Joan is Kevin's mother. The last time she was in his house it was neat and clean. Now she aptly describes it as a trash dump/war zone.

He had just all sorts of health problems. Kev's been living in a hotel for a month so the home health workers don't see his house and condemn it.

Dorothy is here so you know she's going to handle business! Oh here it comes! Here comes the dildos...something he doesn't want to show the public. IT HAS TO BE THE DILDOS! He's making Dorothy hide whatever it is in the car.

Kevin's in a panic about his family being in his house cleaning the hoard. Oh they've spotted it. Pretty hardcore pornography and bibles. According to Dorothy it's a "massive porn collection". God this is wonderful! Could this be anymore wonderful?

Dorthy found a discovery no one was expecting. Is it the dildos!? Nope! Garter belts. Dorthy doesn't know if he collects or wears it. And why would she know that? There are also wigs. I hope they can get this cleaned up and display his wigs on mannequin heads so he can style them.
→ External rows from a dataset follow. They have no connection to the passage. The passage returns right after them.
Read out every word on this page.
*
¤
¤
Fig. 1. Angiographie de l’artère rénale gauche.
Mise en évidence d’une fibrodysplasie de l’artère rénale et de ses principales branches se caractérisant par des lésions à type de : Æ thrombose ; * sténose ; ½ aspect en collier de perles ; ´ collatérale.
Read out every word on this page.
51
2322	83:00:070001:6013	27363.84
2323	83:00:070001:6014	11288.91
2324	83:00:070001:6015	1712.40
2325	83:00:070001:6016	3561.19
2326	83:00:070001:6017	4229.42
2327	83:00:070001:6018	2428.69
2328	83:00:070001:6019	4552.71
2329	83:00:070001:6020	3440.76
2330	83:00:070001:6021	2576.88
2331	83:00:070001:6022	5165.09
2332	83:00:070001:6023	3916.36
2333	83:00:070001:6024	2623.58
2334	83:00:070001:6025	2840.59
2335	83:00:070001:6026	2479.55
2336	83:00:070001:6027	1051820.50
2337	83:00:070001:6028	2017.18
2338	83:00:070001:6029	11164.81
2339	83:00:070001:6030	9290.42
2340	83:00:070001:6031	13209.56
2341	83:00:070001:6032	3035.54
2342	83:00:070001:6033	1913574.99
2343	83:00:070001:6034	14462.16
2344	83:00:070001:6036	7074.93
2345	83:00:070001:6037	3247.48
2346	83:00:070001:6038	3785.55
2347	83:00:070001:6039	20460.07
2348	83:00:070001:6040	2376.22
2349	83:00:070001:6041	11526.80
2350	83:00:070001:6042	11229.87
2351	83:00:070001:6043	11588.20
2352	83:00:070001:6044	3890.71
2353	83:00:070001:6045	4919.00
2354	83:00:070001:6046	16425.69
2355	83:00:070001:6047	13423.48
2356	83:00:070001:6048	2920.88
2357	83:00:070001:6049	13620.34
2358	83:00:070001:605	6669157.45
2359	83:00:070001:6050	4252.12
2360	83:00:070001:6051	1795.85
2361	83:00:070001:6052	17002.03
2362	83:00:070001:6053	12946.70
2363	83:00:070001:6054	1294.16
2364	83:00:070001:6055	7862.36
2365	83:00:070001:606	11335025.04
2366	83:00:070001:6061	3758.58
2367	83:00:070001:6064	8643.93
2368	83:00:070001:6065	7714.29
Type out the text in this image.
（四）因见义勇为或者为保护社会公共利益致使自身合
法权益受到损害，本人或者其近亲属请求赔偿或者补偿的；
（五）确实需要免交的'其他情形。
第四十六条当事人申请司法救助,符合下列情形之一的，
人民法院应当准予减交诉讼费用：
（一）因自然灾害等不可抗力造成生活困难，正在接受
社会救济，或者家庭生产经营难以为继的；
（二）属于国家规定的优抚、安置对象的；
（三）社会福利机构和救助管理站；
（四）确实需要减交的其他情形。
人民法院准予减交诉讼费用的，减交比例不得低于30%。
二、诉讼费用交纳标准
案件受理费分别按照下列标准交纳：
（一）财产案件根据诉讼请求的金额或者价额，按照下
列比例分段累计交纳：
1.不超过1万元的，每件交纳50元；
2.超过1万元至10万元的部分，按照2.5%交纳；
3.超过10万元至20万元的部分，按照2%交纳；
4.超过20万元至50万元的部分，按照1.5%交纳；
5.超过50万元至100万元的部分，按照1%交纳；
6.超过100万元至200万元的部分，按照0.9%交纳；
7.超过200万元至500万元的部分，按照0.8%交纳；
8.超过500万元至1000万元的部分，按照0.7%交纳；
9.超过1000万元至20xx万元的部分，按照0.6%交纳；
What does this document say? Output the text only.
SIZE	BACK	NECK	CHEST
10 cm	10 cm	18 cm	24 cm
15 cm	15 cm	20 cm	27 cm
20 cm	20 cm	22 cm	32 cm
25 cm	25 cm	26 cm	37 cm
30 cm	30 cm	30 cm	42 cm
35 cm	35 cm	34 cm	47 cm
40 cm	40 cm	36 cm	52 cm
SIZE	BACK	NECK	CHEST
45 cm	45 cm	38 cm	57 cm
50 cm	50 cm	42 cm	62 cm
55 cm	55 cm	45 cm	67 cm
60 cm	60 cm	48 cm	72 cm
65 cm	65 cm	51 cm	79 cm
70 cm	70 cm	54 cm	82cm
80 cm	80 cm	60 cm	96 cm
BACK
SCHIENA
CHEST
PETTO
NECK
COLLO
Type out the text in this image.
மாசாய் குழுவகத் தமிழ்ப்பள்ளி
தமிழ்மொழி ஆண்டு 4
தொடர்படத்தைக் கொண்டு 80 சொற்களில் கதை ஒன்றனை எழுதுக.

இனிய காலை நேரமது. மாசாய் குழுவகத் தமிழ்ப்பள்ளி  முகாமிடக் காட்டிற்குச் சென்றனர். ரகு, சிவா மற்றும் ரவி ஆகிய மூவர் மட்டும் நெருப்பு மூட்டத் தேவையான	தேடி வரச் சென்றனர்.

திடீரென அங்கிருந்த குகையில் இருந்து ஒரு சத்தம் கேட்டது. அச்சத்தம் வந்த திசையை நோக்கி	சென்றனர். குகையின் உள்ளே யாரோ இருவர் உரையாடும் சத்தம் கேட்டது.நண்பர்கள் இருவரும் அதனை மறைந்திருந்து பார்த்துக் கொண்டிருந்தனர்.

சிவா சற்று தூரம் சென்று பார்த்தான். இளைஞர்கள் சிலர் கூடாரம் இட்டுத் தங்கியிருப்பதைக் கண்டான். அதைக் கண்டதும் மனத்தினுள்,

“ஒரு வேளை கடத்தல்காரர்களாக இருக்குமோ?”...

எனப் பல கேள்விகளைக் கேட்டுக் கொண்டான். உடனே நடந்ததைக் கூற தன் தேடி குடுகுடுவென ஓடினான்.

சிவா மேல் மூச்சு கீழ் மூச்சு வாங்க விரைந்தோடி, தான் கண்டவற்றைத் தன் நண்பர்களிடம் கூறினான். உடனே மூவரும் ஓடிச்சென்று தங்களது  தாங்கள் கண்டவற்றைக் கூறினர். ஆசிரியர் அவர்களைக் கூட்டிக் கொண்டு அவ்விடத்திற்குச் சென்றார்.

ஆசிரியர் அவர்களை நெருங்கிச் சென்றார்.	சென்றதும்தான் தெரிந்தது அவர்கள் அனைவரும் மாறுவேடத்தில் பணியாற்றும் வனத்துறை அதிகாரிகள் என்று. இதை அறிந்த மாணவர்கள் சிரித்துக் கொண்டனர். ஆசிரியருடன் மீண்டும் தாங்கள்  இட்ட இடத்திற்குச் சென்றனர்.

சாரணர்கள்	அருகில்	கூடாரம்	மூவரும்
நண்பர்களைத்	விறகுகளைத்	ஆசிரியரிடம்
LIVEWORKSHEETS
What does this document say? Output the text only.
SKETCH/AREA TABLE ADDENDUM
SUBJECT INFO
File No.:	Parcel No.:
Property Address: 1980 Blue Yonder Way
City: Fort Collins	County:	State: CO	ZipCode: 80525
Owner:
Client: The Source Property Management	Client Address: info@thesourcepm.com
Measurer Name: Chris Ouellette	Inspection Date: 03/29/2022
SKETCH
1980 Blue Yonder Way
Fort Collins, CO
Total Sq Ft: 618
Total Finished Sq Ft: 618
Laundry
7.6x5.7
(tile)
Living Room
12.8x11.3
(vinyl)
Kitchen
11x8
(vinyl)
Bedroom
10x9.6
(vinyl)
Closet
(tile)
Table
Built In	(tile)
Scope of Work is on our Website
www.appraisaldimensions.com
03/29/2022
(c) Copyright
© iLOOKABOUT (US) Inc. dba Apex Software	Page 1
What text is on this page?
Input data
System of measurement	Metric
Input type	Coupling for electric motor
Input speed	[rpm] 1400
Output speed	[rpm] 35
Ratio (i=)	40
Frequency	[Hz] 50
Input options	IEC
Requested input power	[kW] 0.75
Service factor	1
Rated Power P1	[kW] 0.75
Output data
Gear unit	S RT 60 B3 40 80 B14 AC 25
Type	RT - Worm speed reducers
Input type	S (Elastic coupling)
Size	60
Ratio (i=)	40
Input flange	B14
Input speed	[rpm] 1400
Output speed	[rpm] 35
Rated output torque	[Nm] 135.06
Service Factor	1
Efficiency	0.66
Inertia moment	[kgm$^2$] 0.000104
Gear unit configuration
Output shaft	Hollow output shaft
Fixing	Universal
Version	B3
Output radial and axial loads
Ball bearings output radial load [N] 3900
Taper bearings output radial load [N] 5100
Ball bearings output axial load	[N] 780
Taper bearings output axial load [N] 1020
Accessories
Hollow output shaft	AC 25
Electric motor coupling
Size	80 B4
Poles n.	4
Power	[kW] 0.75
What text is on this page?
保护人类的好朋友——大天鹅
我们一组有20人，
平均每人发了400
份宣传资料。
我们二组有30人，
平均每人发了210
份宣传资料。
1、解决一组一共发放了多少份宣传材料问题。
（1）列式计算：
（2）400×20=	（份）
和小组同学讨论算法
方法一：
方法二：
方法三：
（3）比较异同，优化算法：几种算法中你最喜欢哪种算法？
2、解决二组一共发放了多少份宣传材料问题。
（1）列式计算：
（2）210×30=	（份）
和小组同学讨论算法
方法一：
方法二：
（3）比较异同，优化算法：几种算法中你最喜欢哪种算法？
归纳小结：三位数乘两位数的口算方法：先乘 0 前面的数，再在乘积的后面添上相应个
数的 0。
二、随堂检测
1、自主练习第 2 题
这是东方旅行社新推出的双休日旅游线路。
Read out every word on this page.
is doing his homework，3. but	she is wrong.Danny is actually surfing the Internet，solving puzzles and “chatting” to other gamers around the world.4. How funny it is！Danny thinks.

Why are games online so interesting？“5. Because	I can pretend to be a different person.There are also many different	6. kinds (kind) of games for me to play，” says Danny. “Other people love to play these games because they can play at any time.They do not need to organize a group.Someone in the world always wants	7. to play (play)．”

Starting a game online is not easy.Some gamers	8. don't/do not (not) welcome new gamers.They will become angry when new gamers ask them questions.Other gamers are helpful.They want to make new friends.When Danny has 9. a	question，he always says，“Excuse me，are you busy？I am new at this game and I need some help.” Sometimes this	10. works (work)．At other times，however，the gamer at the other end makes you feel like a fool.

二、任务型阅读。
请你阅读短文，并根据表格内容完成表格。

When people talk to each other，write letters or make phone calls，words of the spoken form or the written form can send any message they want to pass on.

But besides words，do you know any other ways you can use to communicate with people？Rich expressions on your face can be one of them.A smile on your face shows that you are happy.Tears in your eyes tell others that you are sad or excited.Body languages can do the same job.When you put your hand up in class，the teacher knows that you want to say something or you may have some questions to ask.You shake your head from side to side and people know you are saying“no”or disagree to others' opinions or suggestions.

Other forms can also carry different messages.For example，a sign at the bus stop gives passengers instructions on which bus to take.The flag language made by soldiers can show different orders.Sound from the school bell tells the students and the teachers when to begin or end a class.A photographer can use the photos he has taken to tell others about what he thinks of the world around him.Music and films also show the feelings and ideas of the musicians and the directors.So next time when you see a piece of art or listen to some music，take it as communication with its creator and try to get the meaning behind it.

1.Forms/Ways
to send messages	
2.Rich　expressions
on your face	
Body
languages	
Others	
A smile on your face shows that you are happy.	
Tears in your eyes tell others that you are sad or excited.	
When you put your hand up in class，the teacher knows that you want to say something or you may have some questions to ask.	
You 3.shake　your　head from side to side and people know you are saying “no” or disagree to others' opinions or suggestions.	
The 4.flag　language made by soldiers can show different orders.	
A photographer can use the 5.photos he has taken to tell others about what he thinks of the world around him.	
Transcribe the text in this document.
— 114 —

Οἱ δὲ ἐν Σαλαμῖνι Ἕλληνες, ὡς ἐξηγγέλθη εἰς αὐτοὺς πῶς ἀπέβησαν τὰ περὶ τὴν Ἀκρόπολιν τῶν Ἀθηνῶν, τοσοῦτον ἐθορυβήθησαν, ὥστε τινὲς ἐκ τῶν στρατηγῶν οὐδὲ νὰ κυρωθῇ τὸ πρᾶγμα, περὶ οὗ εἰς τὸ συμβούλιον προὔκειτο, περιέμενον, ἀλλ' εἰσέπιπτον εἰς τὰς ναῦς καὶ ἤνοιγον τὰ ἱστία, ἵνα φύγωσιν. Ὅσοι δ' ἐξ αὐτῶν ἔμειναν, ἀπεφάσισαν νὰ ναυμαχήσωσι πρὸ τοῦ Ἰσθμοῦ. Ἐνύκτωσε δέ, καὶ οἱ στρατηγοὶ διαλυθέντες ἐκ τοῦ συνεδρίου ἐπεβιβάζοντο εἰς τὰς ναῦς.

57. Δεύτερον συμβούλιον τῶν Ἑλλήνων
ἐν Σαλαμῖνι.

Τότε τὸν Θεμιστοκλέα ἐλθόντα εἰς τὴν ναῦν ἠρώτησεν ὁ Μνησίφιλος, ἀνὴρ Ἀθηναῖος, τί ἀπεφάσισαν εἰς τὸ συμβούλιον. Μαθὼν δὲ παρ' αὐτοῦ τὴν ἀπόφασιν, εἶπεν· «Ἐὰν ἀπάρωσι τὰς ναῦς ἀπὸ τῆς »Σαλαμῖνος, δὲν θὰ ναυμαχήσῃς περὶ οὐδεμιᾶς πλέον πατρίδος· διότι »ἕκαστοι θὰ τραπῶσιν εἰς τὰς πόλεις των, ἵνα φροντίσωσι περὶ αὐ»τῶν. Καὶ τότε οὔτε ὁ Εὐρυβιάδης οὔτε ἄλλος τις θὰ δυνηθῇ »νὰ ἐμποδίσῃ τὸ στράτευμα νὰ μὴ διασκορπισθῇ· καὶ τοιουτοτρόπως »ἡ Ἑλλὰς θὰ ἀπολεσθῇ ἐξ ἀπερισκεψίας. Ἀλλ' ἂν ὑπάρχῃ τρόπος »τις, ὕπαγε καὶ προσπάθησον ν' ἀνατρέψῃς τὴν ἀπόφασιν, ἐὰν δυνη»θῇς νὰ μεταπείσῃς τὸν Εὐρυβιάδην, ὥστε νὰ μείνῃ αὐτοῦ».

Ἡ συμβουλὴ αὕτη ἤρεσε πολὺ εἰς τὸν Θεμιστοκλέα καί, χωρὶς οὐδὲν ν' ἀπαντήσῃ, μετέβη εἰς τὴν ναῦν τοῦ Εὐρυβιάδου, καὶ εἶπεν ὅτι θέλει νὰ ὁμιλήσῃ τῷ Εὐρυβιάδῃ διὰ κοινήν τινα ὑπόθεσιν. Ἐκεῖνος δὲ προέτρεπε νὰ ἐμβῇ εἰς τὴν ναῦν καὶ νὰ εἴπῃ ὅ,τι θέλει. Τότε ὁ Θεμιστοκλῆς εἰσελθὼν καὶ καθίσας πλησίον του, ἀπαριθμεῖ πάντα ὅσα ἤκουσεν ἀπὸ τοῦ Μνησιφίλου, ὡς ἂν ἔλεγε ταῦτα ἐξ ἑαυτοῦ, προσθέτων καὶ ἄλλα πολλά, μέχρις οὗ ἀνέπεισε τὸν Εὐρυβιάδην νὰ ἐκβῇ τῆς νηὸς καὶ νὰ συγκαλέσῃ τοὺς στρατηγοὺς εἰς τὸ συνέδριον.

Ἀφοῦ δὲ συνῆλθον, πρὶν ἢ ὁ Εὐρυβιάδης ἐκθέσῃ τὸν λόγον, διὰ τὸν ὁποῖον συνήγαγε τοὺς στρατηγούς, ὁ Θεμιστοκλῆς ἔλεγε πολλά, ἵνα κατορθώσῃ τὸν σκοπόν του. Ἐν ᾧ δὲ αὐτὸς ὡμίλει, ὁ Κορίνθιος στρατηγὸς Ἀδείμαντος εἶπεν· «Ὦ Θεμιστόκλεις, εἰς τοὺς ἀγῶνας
IT'S THE DILDOS!! "Oh my god!" Everyone says. "This is S&M stuff!" exclaims Dorothy. Here we go! He's got a mask! And now the sisters are breaking down in tears over it? I mean...I'd say compared to the garbage bag of dirty diapers this isn't really a big deal is it? It's just his thing! Their brother's sex life is none of their business. He didn't even want them to clean the house! He wanted it to just be the crew. Lay off!

"There's more to the porn." That's how Dorothy describes it. NUMEROUS DILDOS! You guys, there's a trash bag of diapers downstairs.  That's the problem. The dildos and stuff are funny, but nothing to cry about.

They got it all so clean and nice1 Kevin loves it!! He called his sister angels.

He's doing aftercare therapy and he's doing good!

2 comments:

Anonymous said...

whoa....I say let the guy have his wigs and what not and clean up those turdy diapers girls. That sister was a real snit, but I did enjoy the episode anyway!

sonsatlanta said...

are you going to review any more Hoarder episodes my friend?